Además, en los casos de divorcio es notorio lo precario que es el pago de los alimentos debidos al cónyuge y a los hijos y qué irregularmente se cumplen las obligaciones anejas.
En los Estados Unidos, la disolución de la familia ha llegado a ser la primera causa de pobreza. En el curso de los últimos treinta años la familia se ha debilitado indudablemente, pero no se han encontrador modalidades alternativas que hagan las funciones sociales tradicionalmente resueltas por el grupo familiar. El Estado, los servicios sociales, se han mostrado en esto extraordinariamente costosos y poco eficaces. Mientras persisten en la política tendencias que reducen el papel de la familia, se manifiestan a partir de la mitad de los años 80, y de forma creciente, tendencias a una nueva estimación positiva de la función de la familia y de sus valores. El tema de los valores familiares, por ejemplo, ha llegado a ser central en el debate político de los Estados Unidos, y comienza a imponerse también en los países de la Europa Occidental.

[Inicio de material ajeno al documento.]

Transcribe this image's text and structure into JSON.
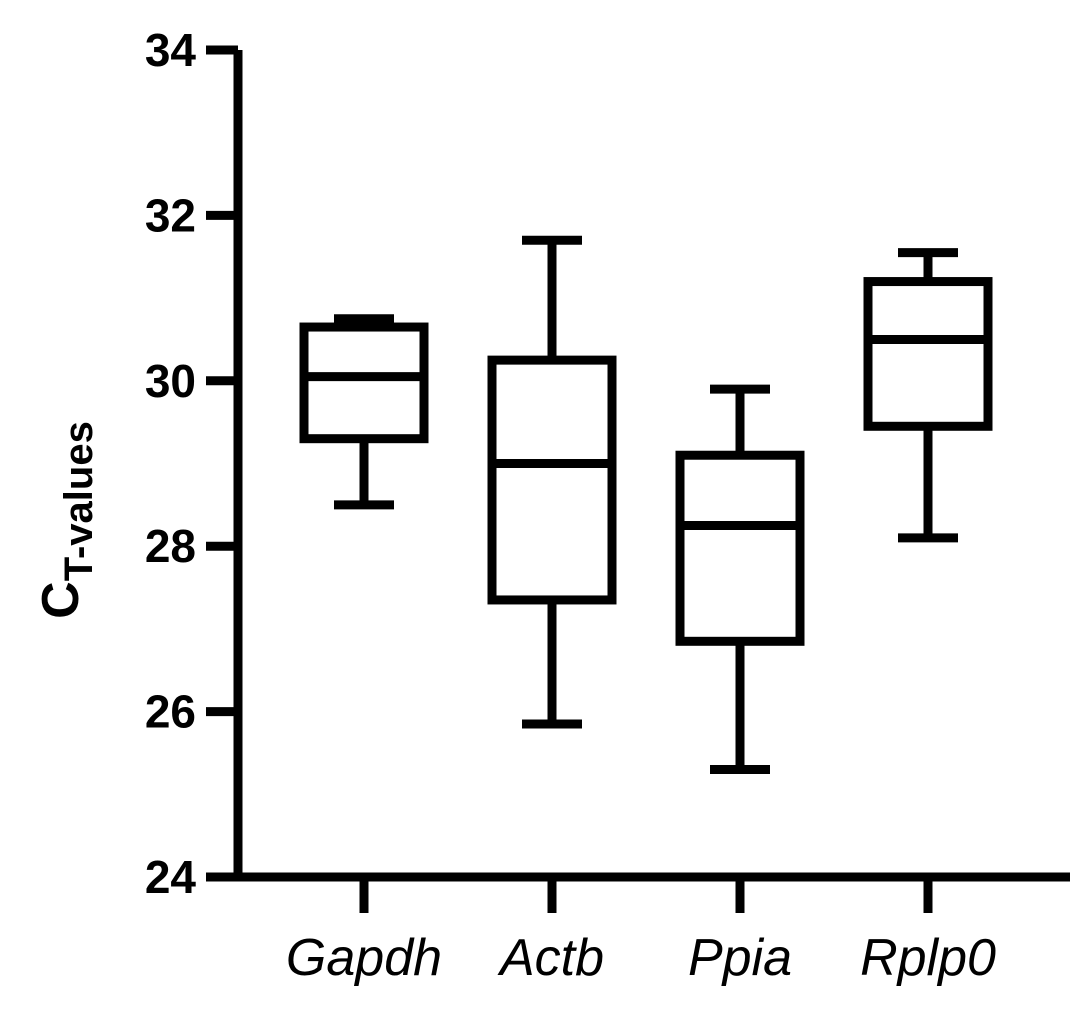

Aquí, en la Unión Europea, tenemos necesidad de aumentar el número de los nacimientos si no queremos desaparecer simplemente de la historia y que la última generación de europeos muera abandonada sin que nadie se preocupe de ellos. Tenemos, además, necesidad de socializar y educar a las nuevas generaciones, y somos conscientes de no poderlo hacer sin la familia.
Las estadísticas, como es sabido, no lo dicen todo. Es necesario saber leerlas con inteligencia y también con imaginación. Cuando decimos, por ejemplo, que una población consume de media un pollo por cabeza al día, esto puede significar efectivamente que cada uno come un pollo todos los días, pero puede también significar que la mitad de la población consume dos pollos y la otra mitad ayuna.
Lo mismo ocurre con los niños ¿Qué significa exactamente, por ejemplo, que en Italia tengamos una media de 1,2 niños por cada mujer? Está claro que ninguna mujer puede tener un niño coma dos. Un número considerable de mujeres tienen un niño. Muchas tienen dos niños, y algunas tienen también más de dos. Otras muchas no tienen ningún hijo. Las mujeres que tienen hijos, por lo general, tienen marido y constituyen un núcleo familiar, al menos en su sustancia, de tipo tradicional. Las mujeres que no tienen hijos, por lo general, no se casan y adoptan estilos de vida sexualmente alternativos. Y lo que hemos dicho de las mujeres vale también, naturalmente, para los hombres. Así, sucede que una parte de la población asume ella sola y por entero el deber de engendrar y educar a la nueva generación asegurando el necesario recambio generacional y la continuidad de la sociedad.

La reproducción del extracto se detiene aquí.